Je suis arrivée à Londres en 2012. Loin de chez moi, loin de Taïwan, dans un monde nouveau. C’était un événement universitaire… mon corps a lâché : palpitations, sueurs froides, vertiges. J’ai pensé à de l’anxiété sociale. Une montée de stress, un moment de panique, rien de plus.
Mais ce n’était pas que ça.
Je ne reconnaissais plus personne. Ni mes colocs. Ni mes camarades de classe. Même des visages que je voyais tous les jours m’étaient devenus étrangers. Tous les traits s’étaient dissous. Les gens étaient là, mais leur visage n’avait plus d’ancrage. Je me sentais comme une étrangère au milieu de mes proches.
J’étais perdue dans un monde flou, où chacun devenait un inconnu.
Heureusement, avec le temps, les symptômes se sont atténués.

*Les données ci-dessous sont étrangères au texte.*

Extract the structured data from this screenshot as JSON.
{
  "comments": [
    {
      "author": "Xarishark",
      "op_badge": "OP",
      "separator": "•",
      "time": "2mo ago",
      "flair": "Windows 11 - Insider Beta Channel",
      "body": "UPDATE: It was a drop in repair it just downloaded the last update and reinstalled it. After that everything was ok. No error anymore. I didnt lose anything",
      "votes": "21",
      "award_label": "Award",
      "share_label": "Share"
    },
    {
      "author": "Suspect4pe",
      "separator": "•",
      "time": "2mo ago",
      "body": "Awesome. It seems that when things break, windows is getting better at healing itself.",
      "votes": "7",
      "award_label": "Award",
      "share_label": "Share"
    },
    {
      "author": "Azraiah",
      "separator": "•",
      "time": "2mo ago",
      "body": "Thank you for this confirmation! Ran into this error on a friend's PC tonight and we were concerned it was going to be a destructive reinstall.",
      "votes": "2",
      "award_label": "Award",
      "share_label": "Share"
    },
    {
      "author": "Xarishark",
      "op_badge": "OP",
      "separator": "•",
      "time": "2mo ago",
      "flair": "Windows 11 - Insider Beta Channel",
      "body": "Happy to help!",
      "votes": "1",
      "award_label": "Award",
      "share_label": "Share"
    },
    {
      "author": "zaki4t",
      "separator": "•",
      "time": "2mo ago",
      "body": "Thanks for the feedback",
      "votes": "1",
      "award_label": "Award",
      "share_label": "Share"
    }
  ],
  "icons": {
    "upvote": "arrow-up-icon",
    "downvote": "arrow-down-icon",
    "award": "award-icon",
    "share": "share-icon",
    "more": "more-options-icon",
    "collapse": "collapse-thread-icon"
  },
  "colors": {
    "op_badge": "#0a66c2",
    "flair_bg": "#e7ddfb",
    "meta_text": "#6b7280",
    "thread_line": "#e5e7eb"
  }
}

Mais cette expérience a laissé une empreinte. Elle m’a poussée à m’intéresser à la prosopagnosie. J’ai lu, beaucoup. J’ai interviewé des personnes concernées, j’ai écouté leurs histoires, j’ai appris leurs stratégies.
J’ai compris quelque chose de fondamental.
Quand la prosopagnosie est présente depuis l’enfance, on apprend à composer avec. On reconnaît les gens à leur voix, à leur démarche, à leur silhouette. On développe des chemins de traverse.
Mais quand ce trouble apparaît brutalement à l’âge adulte, après un choc, une maladie, un stress intense… c’est comme tomber dans le vide. Il n’y a pas de boussole. Pas de plan B pour eux qui n’on pas pas eu le temps d’apprendre à vivre sans se souvenir des visages.